L’Invisible a été mis au ban de nos sociétés rationnalisées, capitalistes, vidées. On renoue. On le valorise. On (re)trace des cosmologies dont l’humain-e n’est pas au centre. On observe les schémas et on les respecte. Tout comme là-haut, aussi ici-bas. Tout comme en nous, aussi au dehors. Nos pratiques oraculaires consistent à mettre en lien. Les résonnances emplissent notre vision du monde.

Parce que l’humain-e n’est plus le pilier de cette cosmologie, on fait preuve d’humilité. On revoie à la baisse notre sentiment de puissance. On apprend à craindre, à servir, à estimer les sagesses non-humaines. On réévalue constamment nos positions dans les microcosmes, les macrocosmes, le cosmos et les espaces liminaux. L’animisme féministe ne clame pas la puissance exclusive des humain-e-s, des femmes, des queers, des marginalisé-e-s.
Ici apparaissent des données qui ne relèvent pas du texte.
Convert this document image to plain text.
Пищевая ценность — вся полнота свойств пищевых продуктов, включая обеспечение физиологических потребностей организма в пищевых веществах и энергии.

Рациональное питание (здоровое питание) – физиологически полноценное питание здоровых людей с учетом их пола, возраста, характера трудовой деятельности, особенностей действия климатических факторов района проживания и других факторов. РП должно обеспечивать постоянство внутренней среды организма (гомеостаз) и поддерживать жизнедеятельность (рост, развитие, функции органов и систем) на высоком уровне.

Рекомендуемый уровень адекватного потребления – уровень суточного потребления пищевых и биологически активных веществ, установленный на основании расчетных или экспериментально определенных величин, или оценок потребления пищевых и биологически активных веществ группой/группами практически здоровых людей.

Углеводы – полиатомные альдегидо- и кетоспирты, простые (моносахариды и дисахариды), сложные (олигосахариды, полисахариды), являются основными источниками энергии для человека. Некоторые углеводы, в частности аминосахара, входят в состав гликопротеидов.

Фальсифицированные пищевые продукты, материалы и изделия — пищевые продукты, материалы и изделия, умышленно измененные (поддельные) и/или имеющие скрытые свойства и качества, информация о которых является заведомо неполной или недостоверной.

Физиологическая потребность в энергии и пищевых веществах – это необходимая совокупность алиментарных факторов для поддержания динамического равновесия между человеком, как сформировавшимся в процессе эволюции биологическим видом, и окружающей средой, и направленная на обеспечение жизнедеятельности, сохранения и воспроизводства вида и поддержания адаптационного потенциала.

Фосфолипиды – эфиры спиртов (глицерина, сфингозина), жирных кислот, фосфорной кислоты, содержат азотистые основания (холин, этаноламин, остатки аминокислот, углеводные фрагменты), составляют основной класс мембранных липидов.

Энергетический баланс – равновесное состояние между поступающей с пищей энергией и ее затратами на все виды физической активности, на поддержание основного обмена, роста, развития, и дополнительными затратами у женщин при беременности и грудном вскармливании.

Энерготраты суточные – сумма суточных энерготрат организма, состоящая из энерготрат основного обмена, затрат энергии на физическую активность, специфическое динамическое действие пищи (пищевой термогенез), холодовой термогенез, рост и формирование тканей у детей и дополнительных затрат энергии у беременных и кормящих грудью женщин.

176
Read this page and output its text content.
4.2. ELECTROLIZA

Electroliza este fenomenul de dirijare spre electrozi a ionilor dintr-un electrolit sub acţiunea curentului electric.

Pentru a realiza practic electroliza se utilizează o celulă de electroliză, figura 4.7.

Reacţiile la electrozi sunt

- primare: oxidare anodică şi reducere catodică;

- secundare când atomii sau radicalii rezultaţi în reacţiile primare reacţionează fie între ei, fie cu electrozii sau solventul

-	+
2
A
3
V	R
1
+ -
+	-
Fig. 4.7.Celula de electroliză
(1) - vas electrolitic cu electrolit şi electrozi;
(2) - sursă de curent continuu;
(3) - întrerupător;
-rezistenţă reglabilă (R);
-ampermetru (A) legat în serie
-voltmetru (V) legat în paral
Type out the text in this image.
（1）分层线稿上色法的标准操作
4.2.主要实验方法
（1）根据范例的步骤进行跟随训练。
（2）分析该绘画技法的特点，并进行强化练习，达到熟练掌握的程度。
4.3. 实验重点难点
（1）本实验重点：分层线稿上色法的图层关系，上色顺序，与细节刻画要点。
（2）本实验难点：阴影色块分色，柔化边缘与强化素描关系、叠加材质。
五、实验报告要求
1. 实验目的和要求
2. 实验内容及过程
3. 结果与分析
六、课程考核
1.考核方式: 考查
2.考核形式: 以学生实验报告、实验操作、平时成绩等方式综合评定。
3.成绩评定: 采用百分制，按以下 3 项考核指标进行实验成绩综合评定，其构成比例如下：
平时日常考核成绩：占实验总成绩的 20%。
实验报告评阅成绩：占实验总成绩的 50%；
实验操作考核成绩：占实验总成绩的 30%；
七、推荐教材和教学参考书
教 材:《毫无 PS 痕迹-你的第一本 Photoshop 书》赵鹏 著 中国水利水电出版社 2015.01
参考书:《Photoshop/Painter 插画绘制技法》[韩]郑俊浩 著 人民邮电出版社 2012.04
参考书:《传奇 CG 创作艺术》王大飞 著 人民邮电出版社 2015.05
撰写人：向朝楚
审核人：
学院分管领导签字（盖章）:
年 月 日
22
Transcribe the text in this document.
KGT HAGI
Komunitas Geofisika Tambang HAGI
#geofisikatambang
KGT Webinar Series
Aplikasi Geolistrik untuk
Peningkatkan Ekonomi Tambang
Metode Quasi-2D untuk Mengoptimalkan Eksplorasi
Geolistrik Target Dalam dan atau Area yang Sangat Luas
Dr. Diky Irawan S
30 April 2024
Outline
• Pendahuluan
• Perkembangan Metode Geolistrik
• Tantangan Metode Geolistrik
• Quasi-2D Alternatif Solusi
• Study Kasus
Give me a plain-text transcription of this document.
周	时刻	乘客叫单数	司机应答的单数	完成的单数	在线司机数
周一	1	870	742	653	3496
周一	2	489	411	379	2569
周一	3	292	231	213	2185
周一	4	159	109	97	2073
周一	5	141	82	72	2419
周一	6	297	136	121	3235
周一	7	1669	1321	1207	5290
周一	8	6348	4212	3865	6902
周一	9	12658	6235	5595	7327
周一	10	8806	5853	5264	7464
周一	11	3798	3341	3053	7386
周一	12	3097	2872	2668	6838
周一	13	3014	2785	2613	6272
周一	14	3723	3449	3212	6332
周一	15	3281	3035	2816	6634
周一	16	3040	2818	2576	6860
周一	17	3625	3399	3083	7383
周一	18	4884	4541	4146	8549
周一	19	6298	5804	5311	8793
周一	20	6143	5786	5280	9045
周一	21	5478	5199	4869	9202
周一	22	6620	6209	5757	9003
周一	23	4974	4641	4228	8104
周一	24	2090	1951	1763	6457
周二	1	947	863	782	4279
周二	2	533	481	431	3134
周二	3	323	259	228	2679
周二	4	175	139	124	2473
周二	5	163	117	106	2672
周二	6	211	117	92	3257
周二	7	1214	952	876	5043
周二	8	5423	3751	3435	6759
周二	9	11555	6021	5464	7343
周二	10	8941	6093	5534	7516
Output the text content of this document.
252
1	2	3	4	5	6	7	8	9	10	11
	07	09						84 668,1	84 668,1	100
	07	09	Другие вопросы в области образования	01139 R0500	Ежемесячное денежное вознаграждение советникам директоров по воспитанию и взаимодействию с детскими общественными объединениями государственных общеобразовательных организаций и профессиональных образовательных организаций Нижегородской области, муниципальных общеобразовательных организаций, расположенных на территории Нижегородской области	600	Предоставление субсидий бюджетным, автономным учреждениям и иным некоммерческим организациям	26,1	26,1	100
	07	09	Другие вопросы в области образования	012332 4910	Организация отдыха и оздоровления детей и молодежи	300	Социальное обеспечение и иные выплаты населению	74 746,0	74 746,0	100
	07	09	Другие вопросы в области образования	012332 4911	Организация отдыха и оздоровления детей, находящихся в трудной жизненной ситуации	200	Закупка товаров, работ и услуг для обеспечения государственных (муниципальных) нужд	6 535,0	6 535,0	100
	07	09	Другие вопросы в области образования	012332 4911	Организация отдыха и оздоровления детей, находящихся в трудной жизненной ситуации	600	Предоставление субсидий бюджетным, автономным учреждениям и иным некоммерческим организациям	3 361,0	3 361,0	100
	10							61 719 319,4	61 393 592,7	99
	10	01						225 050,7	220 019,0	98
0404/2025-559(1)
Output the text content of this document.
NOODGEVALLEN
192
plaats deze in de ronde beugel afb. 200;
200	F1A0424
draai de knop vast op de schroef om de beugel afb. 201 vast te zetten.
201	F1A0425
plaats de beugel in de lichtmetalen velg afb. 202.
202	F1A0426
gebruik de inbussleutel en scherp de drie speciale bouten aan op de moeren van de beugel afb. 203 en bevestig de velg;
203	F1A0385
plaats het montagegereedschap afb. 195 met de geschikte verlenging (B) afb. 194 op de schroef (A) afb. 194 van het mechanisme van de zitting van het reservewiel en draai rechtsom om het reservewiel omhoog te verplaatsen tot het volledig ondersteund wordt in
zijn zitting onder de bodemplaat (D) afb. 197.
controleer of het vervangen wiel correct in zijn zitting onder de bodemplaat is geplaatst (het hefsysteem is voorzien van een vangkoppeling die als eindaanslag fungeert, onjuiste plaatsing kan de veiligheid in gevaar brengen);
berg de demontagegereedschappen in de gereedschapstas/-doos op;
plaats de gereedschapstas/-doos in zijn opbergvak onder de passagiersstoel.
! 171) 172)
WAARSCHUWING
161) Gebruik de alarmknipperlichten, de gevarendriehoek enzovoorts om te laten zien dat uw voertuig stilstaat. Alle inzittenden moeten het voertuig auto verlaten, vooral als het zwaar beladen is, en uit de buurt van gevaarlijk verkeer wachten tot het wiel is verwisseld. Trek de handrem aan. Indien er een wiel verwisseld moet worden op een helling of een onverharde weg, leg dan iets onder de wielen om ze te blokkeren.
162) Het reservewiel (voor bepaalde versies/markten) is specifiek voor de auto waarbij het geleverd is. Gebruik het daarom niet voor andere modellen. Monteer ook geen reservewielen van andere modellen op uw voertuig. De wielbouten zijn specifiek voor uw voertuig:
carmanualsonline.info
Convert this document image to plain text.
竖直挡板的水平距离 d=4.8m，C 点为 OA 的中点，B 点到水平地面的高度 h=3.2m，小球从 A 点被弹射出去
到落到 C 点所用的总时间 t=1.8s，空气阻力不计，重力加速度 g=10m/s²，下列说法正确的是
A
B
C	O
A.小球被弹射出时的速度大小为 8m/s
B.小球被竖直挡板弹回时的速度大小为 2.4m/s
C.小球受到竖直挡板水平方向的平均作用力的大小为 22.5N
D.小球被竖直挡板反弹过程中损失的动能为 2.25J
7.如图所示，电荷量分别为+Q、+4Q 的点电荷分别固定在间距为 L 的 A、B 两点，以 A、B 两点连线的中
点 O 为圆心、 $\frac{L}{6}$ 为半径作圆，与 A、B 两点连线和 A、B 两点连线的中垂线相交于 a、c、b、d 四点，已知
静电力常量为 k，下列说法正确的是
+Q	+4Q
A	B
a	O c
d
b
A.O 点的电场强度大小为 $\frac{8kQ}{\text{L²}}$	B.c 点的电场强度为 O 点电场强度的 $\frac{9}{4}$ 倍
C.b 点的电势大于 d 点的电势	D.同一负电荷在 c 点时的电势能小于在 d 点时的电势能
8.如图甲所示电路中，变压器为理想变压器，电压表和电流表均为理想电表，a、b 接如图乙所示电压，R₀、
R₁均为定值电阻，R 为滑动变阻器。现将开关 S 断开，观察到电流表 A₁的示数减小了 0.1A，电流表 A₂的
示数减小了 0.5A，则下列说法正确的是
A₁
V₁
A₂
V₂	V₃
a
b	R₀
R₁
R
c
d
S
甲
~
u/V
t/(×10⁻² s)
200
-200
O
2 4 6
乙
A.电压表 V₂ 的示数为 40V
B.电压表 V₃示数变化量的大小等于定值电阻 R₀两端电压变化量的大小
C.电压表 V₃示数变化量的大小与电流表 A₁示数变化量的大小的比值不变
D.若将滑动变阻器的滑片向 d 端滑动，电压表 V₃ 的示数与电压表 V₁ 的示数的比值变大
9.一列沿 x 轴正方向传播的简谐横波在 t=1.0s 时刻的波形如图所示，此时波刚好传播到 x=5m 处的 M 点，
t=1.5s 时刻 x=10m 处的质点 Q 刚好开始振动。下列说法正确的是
Il porte un regard enchanté sur les interconnectivités. Sur la puissance du-dedans de ces liens infinis.

Dans ce monde vibrant, les approches du vivant, du non-vivant, des corps célestes, des déités, des entités sont multiples. Elles sont variables. Tout comme en nous, aussi au dehors. Tout comme là-haut, aussi ici-bas. Autrement dit, on ne tranche pas les mouvements entre les mondes. On ne les engonce pas dans des dualismes. On ne fixe pas. On suspend.

La hiérarchie n’a pas sa place dans l’animisme féministe. Dans la multiplicité se développent des relations variées, mais jamais hiérarchiques. Si le Divin, en tant que principe ou en tant qu’entités (les Déités), existe dans cet univers enchanté, l’organisation en religions ferait courir le risque de structures hiérarchiques. L’animisme féministe s’en détourne. Tout comme il repousse la préséance des savoirs universitaires. Tout autant que les schémas et les résonnances, il célèbre l’anarchie, le compost et, occasionnellement, le chaos. Jamais nous ne figeons. Nous divinons pour moins régner.

Chantier : questionnement des savoirs organisés, prédilection pour l’expérience, la mémoire et la transmission non-hiérarchique. Construction : des connaissances articulées par une éthique forte, en évolution, en interconnexion. Et le doute bien sûr ! Le style du manifeste exige l’affirmation. Mais le doute bien sûr !

Nous n’inventons rien. Loin du leurre de notre toute-puissance, nous démultiplions les savoirs. Nous favorisons les relations. Nous provoquons les rencontres s’il le faut. La transmission, la canalisation, les traditions, les grimoires, la méditation : nous établissons des ponts. La médiation.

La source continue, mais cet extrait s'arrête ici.